Most quantitative content analysis requires multilevel sampling, for instance, analysis of campaign coverage would involve the choice of a limited number of national newspapers which represent diverse political standpoints (e.g., from liberal to conservative). On the next level the time span to be analyzed (e.g., every day in the critical phase of the election campaign) is set. On the next level, the articles to be coded are determined (e.g., all articles on the front page). Usually the sample is called the unit of analysis. The coding unit, however, is the most important unit in quantitative CA. It defines the level of measurement. For example, if the features of an article (e.g., the main issue of the article) are examined, the single article is the coding unit, but if the attributes of an argument (e.g., the issues mentioned in an argument) are examined, then the single argument is the coding unit. In the first case, 100 articles (with 5 arguments per article) will lead to 100 codes, in the second case the same number of articles will produce 500 codes. The level of coding depends on the sample size as well as on the research question. If the the study focuses on argumentation structures, the article will not be chosen as the coding unit. If political coverage in 10 newspapers in the last 50 years is the focus of the study, the argument or statement will not be chosen as a coding unit, otherwise a vast number of cases will have to be coded.
References:
- Berelson, B. (1952). Content analysis in communication research. Glencoe, IL: Free Press.

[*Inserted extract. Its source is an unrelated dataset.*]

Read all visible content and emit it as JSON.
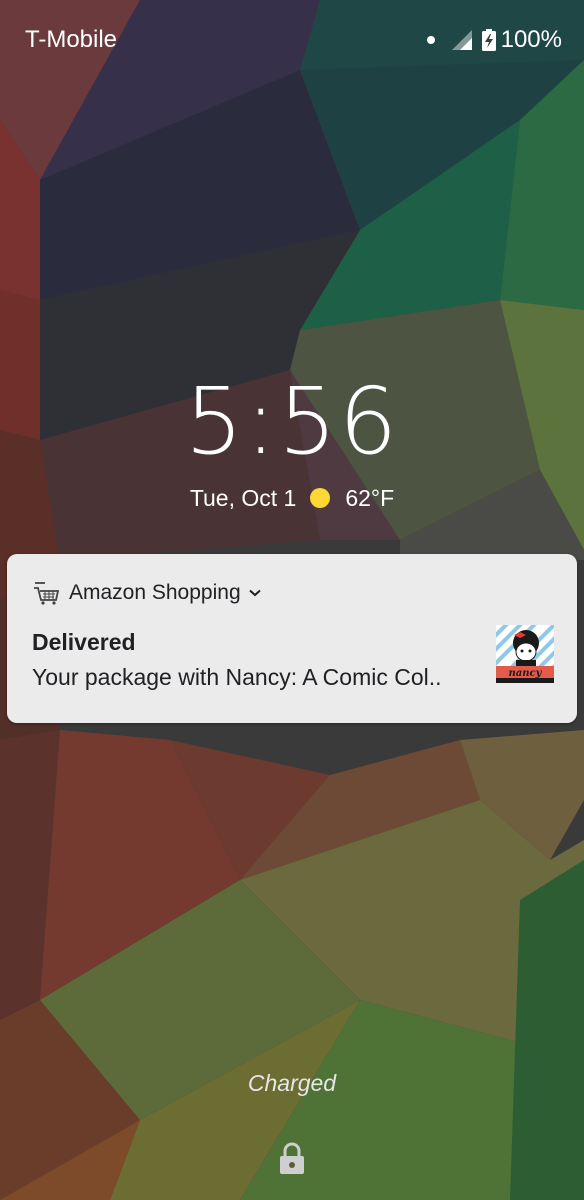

- Früh, W. (1998). Inhaltsanalyse: Theorie und Praxis, 4th edn. [Content analysis: Theory and practice]. Constance: UVK.
- Holsti, O. R. (1969). Content analysis for the social sciences and humanities. Reading, MA: AddisonWesley.
- Krippendorff, K. (2004). Content analysis: An introduction to its methodology. Beverly Hills, CA: Sage.
- Neuendorf, K. A. (2002). The content analysis guidebook. Thousand Oaks, CA: Sage.
- Popping, R. (2000). Computer-assisted text analysis. Thousand Oaks, CA: Sage.
- Riffe, D., Lacy, S., & Fico, F. G. (2005). Analyzing media messages: Using quantitative content analysis in research. Mahwah, NJ: LEA.
- Weber, R. P. (1990). Basic content analysis, 2nd edn. Newbury Park, London, and New Delhi: Sage.